Gelet op het advies van de reclassering zal de rechtbank aan verdachte een voorwaardelijke gevangenisstraf opleggen teneinde de ernst van de feiten te benadrukken, verdachte ervan te weerhouden nieuwe strafbare feiten te plegen en een verplichte begeleiding door Novadic-Kentron mogelijk te maken. De rechtbank zal aan verdachte de verplichting opleggen dat hij mee dient te werken aan controles op middelengebruik. Verdachte heeft ter zitting aangegeven daaraan mee te zullen werken, zodat de rechtbank er aldus vanuit gaat dat de reclassering voldoende controle kan uitoefenen op eventueel middelengebruik door verdachte en verdachte hierin kan begeleiden om hier op een goede manier mee om te gaan. De rechtbank acht het niet noodzakelijk om tevens aan verdachte de verplichting op te leggen dat hij abstinent dient te blijven van alcohol, zoals door de raadsman geopperd, omdat uit het reclasseringsrapport de noodzaak hiervan - ten aanzien van het beperken van recidive - niet blijkt.
In hetgeen de raadsman voorts heeft aangevoerd ten aanzien van de persoonlijke omstandigheden en de persoon van verdachte ziet de rechtbank geen aanleiding tot strafverlaging. De rechtbank is met de officier van justitie van oordeel dat gelet op de aard en ernst van de bewezenverklaarde feiten, in samenhang met het strafblad van verdachte, niet kan worden volstaan met een taakstraf.

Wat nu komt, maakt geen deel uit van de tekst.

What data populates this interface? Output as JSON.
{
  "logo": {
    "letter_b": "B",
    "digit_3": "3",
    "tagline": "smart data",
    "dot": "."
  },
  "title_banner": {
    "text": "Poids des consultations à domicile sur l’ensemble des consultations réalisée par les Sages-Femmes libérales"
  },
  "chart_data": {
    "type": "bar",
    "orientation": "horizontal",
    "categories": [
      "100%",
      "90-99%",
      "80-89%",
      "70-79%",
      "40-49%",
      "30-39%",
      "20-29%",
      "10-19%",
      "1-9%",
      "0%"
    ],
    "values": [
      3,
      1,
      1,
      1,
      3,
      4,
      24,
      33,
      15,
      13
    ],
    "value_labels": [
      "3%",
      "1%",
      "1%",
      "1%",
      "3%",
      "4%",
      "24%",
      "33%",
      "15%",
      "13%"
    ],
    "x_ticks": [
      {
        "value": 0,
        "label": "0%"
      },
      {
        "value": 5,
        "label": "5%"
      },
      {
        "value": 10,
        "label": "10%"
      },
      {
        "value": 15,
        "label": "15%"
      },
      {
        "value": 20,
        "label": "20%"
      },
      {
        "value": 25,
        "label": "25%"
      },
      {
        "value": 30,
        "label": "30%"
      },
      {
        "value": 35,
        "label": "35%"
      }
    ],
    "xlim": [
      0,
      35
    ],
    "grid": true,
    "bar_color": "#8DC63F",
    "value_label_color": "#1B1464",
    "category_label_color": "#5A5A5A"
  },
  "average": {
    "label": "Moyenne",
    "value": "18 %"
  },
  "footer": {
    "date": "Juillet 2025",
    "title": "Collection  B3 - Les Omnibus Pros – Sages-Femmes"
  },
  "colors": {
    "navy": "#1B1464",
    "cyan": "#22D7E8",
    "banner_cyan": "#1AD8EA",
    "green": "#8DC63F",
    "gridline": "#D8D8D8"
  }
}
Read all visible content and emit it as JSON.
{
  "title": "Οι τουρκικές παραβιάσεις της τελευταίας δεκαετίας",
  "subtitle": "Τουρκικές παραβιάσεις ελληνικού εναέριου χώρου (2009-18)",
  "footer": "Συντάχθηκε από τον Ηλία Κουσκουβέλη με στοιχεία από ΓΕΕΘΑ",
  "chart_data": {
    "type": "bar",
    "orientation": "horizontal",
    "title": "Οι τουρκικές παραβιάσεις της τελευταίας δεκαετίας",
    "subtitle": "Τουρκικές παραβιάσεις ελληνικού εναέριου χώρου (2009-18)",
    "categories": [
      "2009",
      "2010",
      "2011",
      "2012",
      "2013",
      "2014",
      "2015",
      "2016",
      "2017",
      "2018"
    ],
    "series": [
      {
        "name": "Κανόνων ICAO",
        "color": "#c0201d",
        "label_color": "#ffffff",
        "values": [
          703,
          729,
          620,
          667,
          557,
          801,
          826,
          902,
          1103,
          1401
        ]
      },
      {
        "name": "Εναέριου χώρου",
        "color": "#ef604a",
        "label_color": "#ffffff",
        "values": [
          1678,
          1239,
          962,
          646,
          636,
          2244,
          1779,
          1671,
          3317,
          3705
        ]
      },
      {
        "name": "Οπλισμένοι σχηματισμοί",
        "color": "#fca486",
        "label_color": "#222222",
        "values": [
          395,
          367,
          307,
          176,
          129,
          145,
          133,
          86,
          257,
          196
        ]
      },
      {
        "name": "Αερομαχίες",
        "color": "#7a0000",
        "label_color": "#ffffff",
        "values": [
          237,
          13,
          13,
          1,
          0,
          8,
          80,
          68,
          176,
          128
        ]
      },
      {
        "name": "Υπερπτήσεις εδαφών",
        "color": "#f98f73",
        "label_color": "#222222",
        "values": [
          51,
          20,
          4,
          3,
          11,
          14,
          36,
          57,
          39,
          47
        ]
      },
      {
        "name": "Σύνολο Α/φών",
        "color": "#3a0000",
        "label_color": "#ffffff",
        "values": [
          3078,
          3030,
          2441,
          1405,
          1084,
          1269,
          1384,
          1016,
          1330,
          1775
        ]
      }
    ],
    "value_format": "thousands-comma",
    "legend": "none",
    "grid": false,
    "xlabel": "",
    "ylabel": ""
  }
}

De rechtbank heeft zich bij de strafoplegging gebaseerd op de straftoemetingsrichtlijnen zoals deze zijn geformuleerd in de lokale oriëntatiepunten voor straftoemeting van de rechtbank. De eis van de officier van justitie is in het licht van hetgeen voor soortgelijke feiten wordt opgelegd alleszins te begrijpen. De rechtbank ziet geen aanleiding om af te wijken van deze eis.
De rechtbank is van oordeel dat niet kan worden volstaan met een andere of lichtere straf dan een onvoorwaardelijke gevangenisstraf van aanzienlijke duur.
De rechtbank zal alles overwegende aan verdachte opleggen een gevangenisstraf voor de duur van dertig maanden waarvan zes maanden voorwaardelijk met daaraan bijzondere voorwaarden gekoppeld, met een proeftijd voor de duur van twee jaar, met aftrek van de tijd die verdachte reeds in voorarrest heeft doorgebracht.